Without exception, Gabriella Sulyok's works, embraced by music and poetry, allow us to grasp our life-moment. In her “sumptuous-beautiful” drawings, she captures our shared memories, and, by placing our wanderings in seemingly eternal time-spaces, she condenses them into a life experience that is available in the present along with the future.
She had the opportunity to catch a glimpse of a now-forgotten culture. This experience, paired with her intellectual and artistic disposition, has enabled her to always observe, interpret, feel, and appreciate things from a variety of perspectives. Her view of the world, bolstered by sober insights, is conveyed in her works with the most straightforward attitude suited for transmission.
For her, the colors black and white are fundamental “because light obscures white and black equally,” – or because it reveals them in the same way. In her graphics, the rhythm of the encounter between black and white as well as the way they enhance each other’s beauty without loss are significant moments; this has allowed the distinctive atmosphere within the black-and-white range to fully manifest itself.
To transpose the experience of film and life into two dimensions with her ability to express herself through moving images (and music). To sometimes make a whole story both visible and imaginable. To use pencil, ink, or chalk to represent that which is at once mysterious and essential. At the same time, her knowledge of the filmmaking has also enabled her to make the stillness of the movement compelling in her drawings, so that the lines project before us a still image that can be set in motion again at any moment.
Her pictures transport us to Mesopotamia, to the world of Orpheus and Eurydice, to the never-ending maze of the foundations of Judeo-Christian culture preserved in the Bible, as well as our own world, the origin of the dimensions of the present and the past-future that we share with everything else.
The exhibition presents works from her early years as well as from recent months. The three rooms present drawings inspired by ancient Eastern and Greek mythology, made with black ink on white paper, spot etchings, and graphics resulting from her personal involvement in the study of the Bible of the Judeo-Christian world (Old and New Testaments), particularly the Book of Psalms. During her years in Iraq, she drew Sumerian, Babylonian-Akkadian, and Assyrian costumes based on the findings and assumptions of scholars. It was in this museum environment, influenced by the visual art of Mesopotamian culture and the poetry inextricably linked to it, that she began her series of ink drawings entitled To Sumerian Clay Tablets, each piece named after an excerpt from a Sumerian poem.

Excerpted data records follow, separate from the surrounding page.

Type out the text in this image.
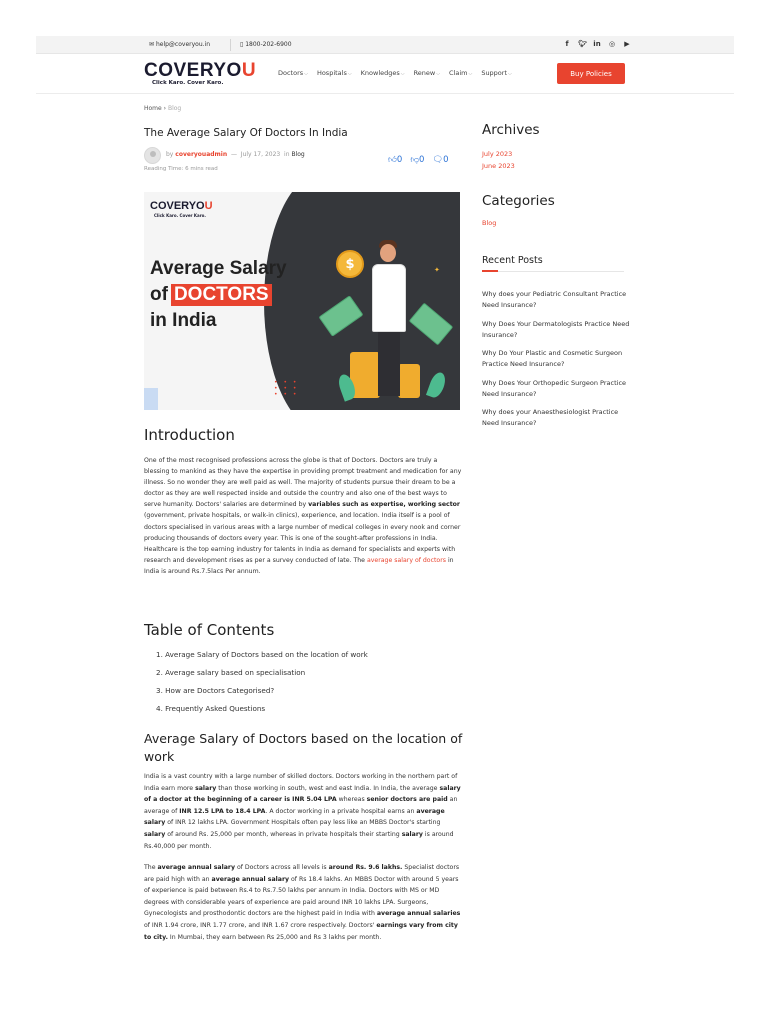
✉ help@coveryou.in	▯ 1800-202-6900	f	🐦︎ in ◎ ▶
COVERYOU
Click Karo. Cover Karo.
Doctors⌵ Hospitals⌵ Knowledges⌵ Renew⌵ Claim⌵ Support⌵	Buy Policies
Home › Blog
The Average Salary Of Doctors In India
by coveryouadmin — July 17, 2023 in Blog
Reading Time: 6 mins read
👍︎0 👎︎0 🗨︎0
COVERYOU
Click Karo. Cover Karo.
Average Salary
of DOCTORS
in India
$	✦
• • •
• • •
• • •
Introduction
One of the most recognised professions across the globe is that of Doctors. Doctors are truly a blessing to mankind as they have the expertise in providing prompt treatment and medication for any illness. So no wonder they are well paid as well. The majority of students pursue their dream to be a doctor as they are well respected inside and outside the country and also one of the best ways to serve humanity. Doctors' salaries are determined by variables such as expertise, working sector (government, private hospitals, or walk-in clinics), experience, and location. India itself is a pool of doctors specialised in various areas with a large number of medical colleges in every nook and corner producing thousands of doctors every year. This is one of the sought-after professions in India. Healthcare is the top earning industry for talents in India as demand for specialists and experts with research and development rises as per a survey conducted of late. The average salary of doctors in India is around Rs.7.5lacs Per annum.
Table of Contents
1. Average Salary of Doctors based on the location of work
2. Average salary based on specialisation
3. How are Doctors Categorised?
4. Frequently Asked Questions
Average Salary of Doctors based on the location of work
India is a vast country with a large number of skilled doctors. Doctors working in the northern part of India earn more salary than those working in south, west and east India. In India, the average salary of a doctor at the beginning of a career is INR 5.04 LPA whereas senior doctors are paid an average of INR 12.5 LPA to 18.4 LPA. A doctor working in a private hospital earns an average salary of INR 12 lakhs LPA. Government Hospitals often pay less like an MBBS Doctor's starting salary of around Rs. 25,000 per month, whereas in private hospitals their starting salary is around Rs.40,000 per month.
The average annual salary of Doctors across all levels is around Rs. 9.6 lakhs. Specialist doctors are paid high with an average annual salary of Rs 18.4 lakhs. An MBBS Doctor with around 5 years of experience is paid between Rs.4 to Rs.7.50 lakhs per annum in India. Doctors with MS or MD degrees with considerable years of experience are paid around INR 10 lakhs LPA. Surgeons, Gynecologists and prosthodontic doctors are the highest paid in India with average annual salaries of INR 1.94 crore, INR 1.77 crore, and INR 1.67 crore respectively. Doctors' earnings vary from city to city. In Mumbai, they earn between Rs 25,000 and Rs 3 lakhs per month.
Archives
July 2023
June 2023
Categories
Blog
Recent Posts
Why does your Pediatric Consultant Practice Need Insurance?
Why Does Your Dermatologists Practice Need Insurance?
Why Do Your Plastic and Cosmetic Surgeon Practice Need Insurance?
Why Does Your Orthopedic Surgeon Practice Need Insurance?
Why does your Anaesthesiologist Practice Need Insurance?
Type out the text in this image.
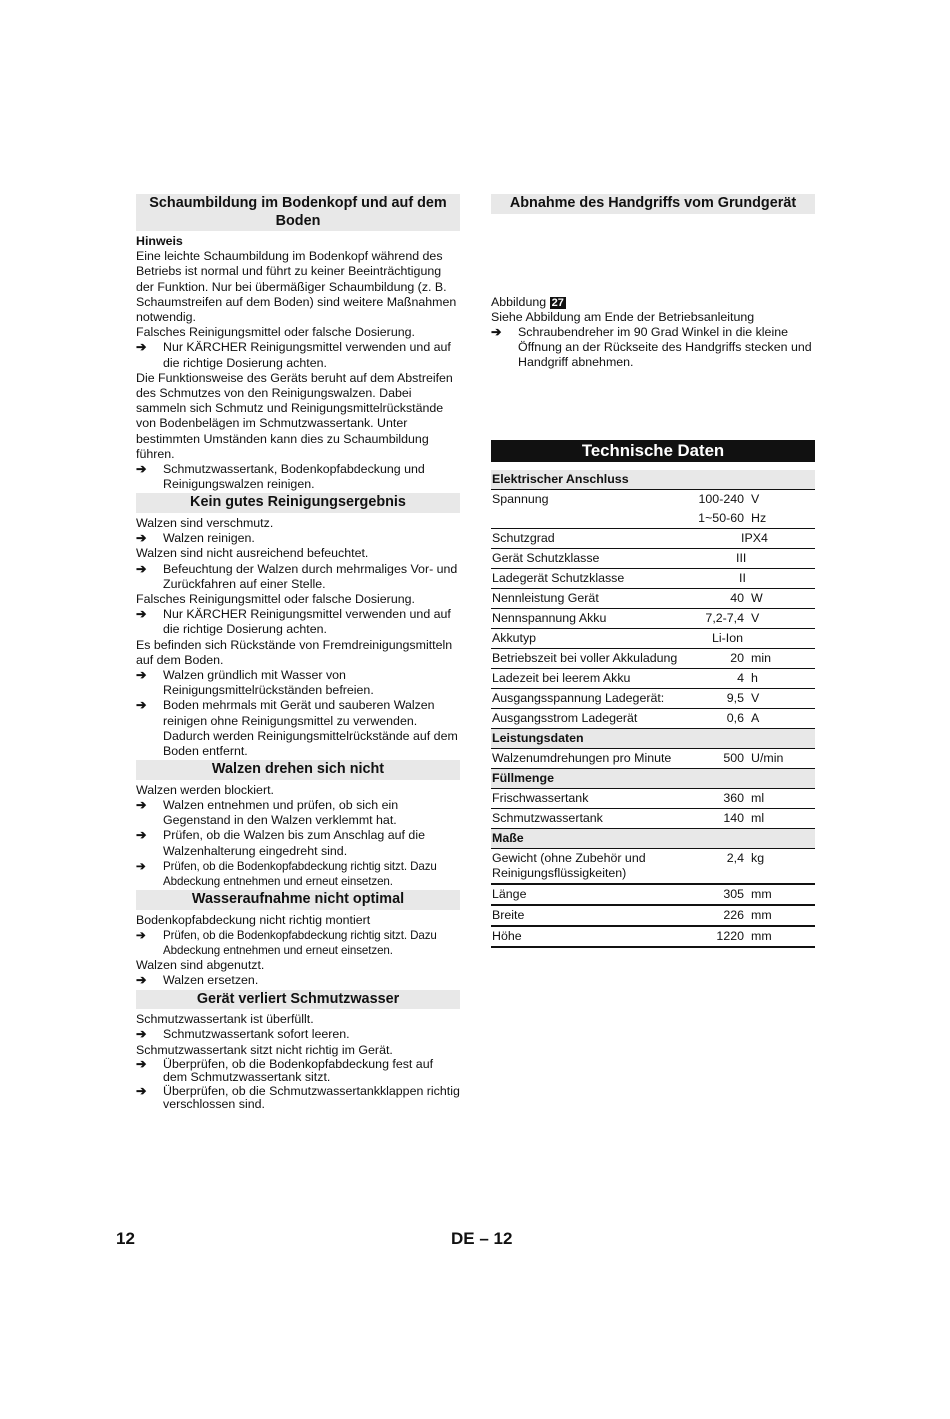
Schaumbildung im Bodenkopf und auf dem Boden
Hinweis
Eine leichte Schaumbildung im Bodenkopf während des Betriebs ist normal und führt zu keiner Beeinträchtigung der Funktion. Nur bei übermäßiger Schaumbildung (z. B. Schaumstreifen auf dem Boden) sind weitere Maßnahmen notwendig.
Falsches Reinigungsmittel oder falsche Dosierung.
➔ Nur KÄRCHER Reinigungsmittel verwenden und auf die richtige Dosierung achten.
Die Funktionsweise des Geräts beruht auf dem Abstreifen des Schmutzes von den Reinigungswalzen. Dabei sammeln sich Schmutz und Reinigungsmittelrückstände von Bodenbelägen im Schmutzwassertank. Unter bestimmten Umständen kann dies zu Schaumbildung führen.
➔ Schmutzwassertank, Bodenkopfabdeckung und Reinigungswalzen reinigen.
Kein gutes Reinigungsergebnis
Walzen sind verschmutz.
➔ Walzen reinigen.
Walzen sind nicht ausreichend befeuchtet.
➔ Befeuchtung der Walzen durch mehrmaliges Vor- und Zurückfahren auf einer Stelle.
Falsches Reinigungsmittel oder falsche Dosierung.
➔ Nur KÄRCHER Reinigungsmittel verwenden und auf die richtige Dosierung achten.
Es befinden sich Rückstände von Fremdreinigungsmitteln auf dem Boden.
➔ Walzen gründlich mit Wasser von Reinigungsmittelrückständen befreien.
➔ Boden mehrmals mit Gerät und sauberen Walzen reinigen ohne Reinigungsmittel zu verwenden. Dadurch werden Reinigungsmittelrückstände auf dem Boden entfernt.
Walzen drehen sich nicht
Walzen werden blockiert.
➔ Walzen entnehmen und prüfen, ob sich ein Gegenstand in den Walzen verklemmt hat.
➔ Prüfen, ob die Walzen bis zum Anschlag auf die Walzenhalterung eingedreht sind.
➔ Prüfen, ob die Bodenkopfabdeckung richtig sitzt. Dazu Abdeckung entnehmen und erneut einsetzen.
Wasseraufnahme nicht optimal
Bodenkopfabdeckung nicht richtig montiert
➔ Prüfen, ob die Bodenkopfabdeckung richtig sitzt. Dazu Abdeckung entnehmen und erneut einsetzen.
Walzen sind abgenutzt.
➔ Walzen ersetzen.
Gerät verliert Schmutzwasser
Schmutzwassertank ist überfüllt.
➔ Schmutzwassertank sofort leeren.
Schmutzwassertank sitzt nicht richtig im Gerät.
➔ Überprüfen, ob die Bodenkopfabdeckung fest auf dem Schmutzwassertank sitzt.
➔ Überprüfen, ob die Schmutzwassertankklappen richtig verschlossen sind.
Abnahme des Handgriffs vom Grundgerät
Abbildung 27
Siehe Abbildung am Ende der Betriebsanleitung
➔ Schraubendreher im 90 Grad Winkel in die kleine Öffnung an der Rückseite des Handgriffs stecken und Handgriff abnehmen.
Technische Daten
Elektrischer Anschluss		
Spannung	100-240	V
	1~50-60	Hz
Schutzgrad	IPX4	
Gerät Schutzklasse	III	
Ladegerät Schutzklasse	II	
Nennleistung Gerät	40	W
Nennspannung Akku	7,2-7,4	V
Akkutyp	Li-Ion	
Betriebszeit bei voller Akkuladung	20	min
Ladezeit bei leerem Akku	4	h
Ausgangsspannung Ladegerät:	9,5	V
Ausgangsstrom Ladegerät	0,6	A
Leistungsdaten		
Walzenumdrehungen pro Minute	500	U/min
Füllmenge		
Frischwassertank	360	ml
Schmutzwassertank	140	ml
Maße		
Gewicht (ohne Zubehör und Reinigungsflüssigkeiten)	2,4	kg
Länge	305	mm
Breite	226	mm
Höhe	1220	mm
12	DE – 12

Her Orpheus series was created in the early 2000s, inspired by István Gaál's 1986 film Orpheus and Eurydice. There are no figures here either: neither Orpheus nor Eurydice are incarnate, yet their presence is palpable—we can see what they saw, or what they might have seen. Together, we might wander and grapple with the issues that the exhibitor calls beautiful.
Thanks to the spatial structure of the graphics, the orientation towards depth and height, including the often apparent “emptiness,” the atmosphere emerging evokes a state on the verge of astonishment and jubilation in the viewer. The same applies to the drawings that rework biblical stories, made with gestures that help to map-imagine the locations where they took place. The images capturing experiences and impressions are often inspired by the words of poets and writers, such as the interpretations of Thomas Mann or Rainer Maria Rilke.
Gabriella Sulyok’s works can also be interpreted as prayers: they are visionary images of almost conclusive power that open a door to timelessness.